EC was financially crippled and, with the exception of MAD Magazine, slowly pulled its other titles from circulation until it left the industry altogether in 1955.
Although comics’ first clash with society resulted in the censorial Comics Book Code, it did not lead to a financial crippling of the industry only the creative development of the medium.
The lack of creativity in mainstream comics lasted well into the 1960s and resulted in short-lived ineffectual attempts at using the medium to address the same issues that had made EC a target of social conservatives in the 1950s — war, racism, poverty, alcoholism, anti-Semitism, violence, and crime.
Hamstrung by the Comic Book Code of 1954, a document that remained unchanged until 1971, writers and artists had difficulty addressing American society and with any poignancy or lasting effect.
The inability to address social and cultural issues was compounded by the reemergence of the superhero genre in American comics and the continued perception that comics were “an exclusively children’s mass medium.”
In an inverse of the social backlash toward the medium in the mid-1950s, some comic creators of the 1960s articulated their displeasure with the mainstream industry by producing and distributing underground comics, commonly referred to as comix.
Comix were the counterculture’s reaction to and the antithesis of mainstream comics.

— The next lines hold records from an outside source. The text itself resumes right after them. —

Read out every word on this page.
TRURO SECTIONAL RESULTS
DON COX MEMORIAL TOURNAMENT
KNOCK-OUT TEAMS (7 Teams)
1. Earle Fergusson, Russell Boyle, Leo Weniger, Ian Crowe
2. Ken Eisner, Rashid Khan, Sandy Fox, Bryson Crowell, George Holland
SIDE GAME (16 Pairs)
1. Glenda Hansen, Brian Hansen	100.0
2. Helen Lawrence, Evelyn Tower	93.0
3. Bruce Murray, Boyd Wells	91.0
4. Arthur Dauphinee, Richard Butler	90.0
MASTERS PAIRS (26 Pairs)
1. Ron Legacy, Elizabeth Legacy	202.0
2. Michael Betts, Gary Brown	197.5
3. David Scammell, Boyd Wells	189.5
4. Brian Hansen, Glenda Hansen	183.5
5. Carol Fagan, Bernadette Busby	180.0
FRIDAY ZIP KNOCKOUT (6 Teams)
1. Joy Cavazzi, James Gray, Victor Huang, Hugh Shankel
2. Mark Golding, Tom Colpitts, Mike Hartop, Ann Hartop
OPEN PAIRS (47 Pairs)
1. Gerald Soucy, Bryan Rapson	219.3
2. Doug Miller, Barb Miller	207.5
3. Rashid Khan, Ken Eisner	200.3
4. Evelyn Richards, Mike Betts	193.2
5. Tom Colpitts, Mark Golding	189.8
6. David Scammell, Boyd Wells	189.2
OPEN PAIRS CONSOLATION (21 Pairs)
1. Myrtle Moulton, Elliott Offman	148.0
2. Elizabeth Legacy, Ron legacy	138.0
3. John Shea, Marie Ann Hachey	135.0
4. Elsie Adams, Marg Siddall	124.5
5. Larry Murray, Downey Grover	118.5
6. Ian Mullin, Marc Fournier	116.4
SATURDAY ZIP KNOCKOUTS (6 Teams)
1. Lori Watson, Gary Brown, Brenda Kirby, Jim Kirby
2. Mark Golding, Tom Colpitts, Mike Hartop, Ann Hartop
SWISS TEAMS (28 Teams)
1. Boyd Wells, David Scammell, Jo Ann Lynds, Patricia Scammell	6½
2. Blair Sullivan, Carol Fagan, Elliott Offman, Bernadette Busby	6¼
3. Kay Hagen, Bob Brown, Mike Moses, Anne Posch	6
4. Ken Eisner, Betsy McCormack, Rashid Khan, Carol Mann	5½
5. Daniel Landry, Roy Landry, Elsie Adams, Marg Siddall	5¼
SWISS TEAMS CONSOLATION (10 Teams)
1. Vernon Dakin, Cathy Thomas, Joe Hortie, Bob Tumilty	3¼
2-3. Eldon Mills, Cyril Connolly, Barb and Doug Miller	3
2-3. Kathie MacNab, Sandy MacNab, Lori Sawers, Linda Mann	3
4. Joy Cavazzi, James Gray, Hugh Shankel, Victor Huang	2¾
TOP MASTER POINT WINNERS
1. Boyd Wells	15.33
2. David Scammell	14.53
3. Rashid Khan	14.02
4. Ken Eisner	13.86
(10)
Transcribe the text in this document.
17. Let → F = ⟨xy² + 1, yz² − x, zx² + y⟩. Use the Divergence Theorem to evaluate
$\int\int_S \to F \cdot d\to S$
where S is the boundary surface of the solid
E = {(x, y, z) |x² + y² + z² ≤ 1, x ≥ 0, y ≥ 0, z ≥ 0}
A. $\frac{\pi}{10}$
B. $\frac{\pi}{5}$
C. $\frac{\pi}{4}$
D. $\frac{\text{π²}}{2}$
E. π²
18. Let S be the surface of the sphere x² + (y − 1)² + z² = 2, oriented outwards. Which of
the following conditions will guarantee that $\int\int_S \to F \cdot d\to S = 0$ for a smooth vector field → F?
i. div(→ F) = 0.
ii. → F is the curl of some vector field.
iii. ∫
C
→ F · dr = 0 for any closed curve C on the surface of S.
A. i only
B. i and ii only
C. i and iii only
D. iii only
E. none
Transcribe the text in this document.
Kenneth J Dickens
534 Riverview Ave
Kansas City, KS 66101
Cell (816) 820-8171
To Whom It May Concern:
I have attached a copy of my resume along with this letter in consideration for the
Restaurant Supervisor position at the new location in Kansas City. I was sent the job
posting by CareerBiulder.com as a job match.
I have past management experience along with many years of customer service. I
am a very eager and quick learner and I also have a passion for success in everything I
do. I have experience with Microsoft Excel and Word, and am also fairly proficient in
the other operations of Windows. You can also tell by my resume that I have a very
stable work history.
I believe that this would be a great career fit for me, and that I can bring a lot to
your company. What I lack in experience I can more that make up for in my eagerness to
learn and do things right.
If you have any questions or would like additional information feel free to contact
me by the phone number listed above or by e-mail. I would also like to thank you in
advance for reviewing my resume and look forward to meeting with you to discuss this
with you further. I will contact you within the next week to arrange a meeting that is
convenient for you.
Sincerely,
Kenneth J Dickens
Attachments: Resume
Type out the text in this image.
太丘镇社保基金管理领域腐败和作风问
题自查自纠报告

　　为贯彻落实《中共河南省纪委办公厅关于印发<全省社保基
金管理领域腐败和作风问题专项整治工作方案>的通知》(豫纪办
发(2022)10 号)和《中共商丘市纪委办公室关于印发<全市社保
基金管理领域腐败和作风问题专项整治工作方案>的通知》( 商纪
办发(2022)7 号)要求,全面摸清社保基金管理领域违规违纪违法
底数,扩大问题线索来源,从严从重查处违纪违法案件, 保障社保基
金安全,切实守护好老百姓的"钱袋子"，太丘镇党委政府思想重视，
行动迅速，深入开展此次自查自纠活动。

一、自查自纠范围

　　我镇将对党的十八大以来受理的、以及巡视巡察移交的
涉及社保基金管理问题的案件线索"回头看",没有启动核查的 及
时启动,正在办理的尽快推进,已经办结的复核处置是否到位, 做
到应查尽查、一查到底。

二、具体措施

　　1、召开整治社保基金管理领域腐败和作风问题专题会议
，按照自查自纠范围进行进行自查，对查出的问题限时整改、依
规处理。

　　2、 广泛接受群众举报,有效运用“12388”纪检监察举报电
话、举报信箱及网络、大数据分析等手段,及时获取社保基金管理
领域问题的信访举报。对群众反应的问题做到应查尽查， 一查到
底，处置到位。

Generally regarded as the first underground comic, God Nose was written by Jack Jackson under the pseudonym “Jaxson” and published in 1964.
The comix movement birthed many notable creators and titles such as Frank Stack’s (pen name Foolbert Sturgeon) ‘The Adventures of Jesus’, Gilbert Shelton’s ‘Feds ‘n’ Heads’, R. Crumb’s ‘Fritz the Cat and Book of Genesis’, as well as Manuel Rodriguez’s ‘Trashman’, ‘Zodiac Mindwarp’, and ‘Mean Bitch Thrills’.
However, comix’s most notable contribution to the medium was its complete and purposeful rejection of the comics code.
Gary Groth, a critic, publisher, journalist, and scholar of comics, viewed comix as a “medium devoted to sex, drugs, and radical politics […] an explosive reaction against the insipidity of everything comics had come to symbolize.”
While sex, drugs, and radical politics certainly characterized many of the more popular comix, the underground movement also fostered the rise of minority, LGBT, and women’s voices in the comic industry, all of whom responded to the misogyny, homophobia, sexism, and physical abuse found in the works of R. Crumb and several other men working in comix.
Comix also offered something quite different than their mainstream counterparts.
According to Art Spiegelman and Françoise Mouly, both of whom were figureheads in the underground comics scene and the latter of which is currently the art editor for The New Yorker, “underground comics had offered something new: comics by adults, for adults; comics that were not under any obligation be funny, or escapist pulp; comics unselfconsciously redefining what comics could be, by smashing formal and stylistic, as well as cultural and political, taboos.”
This description reflected the breadth of America’s counterculture.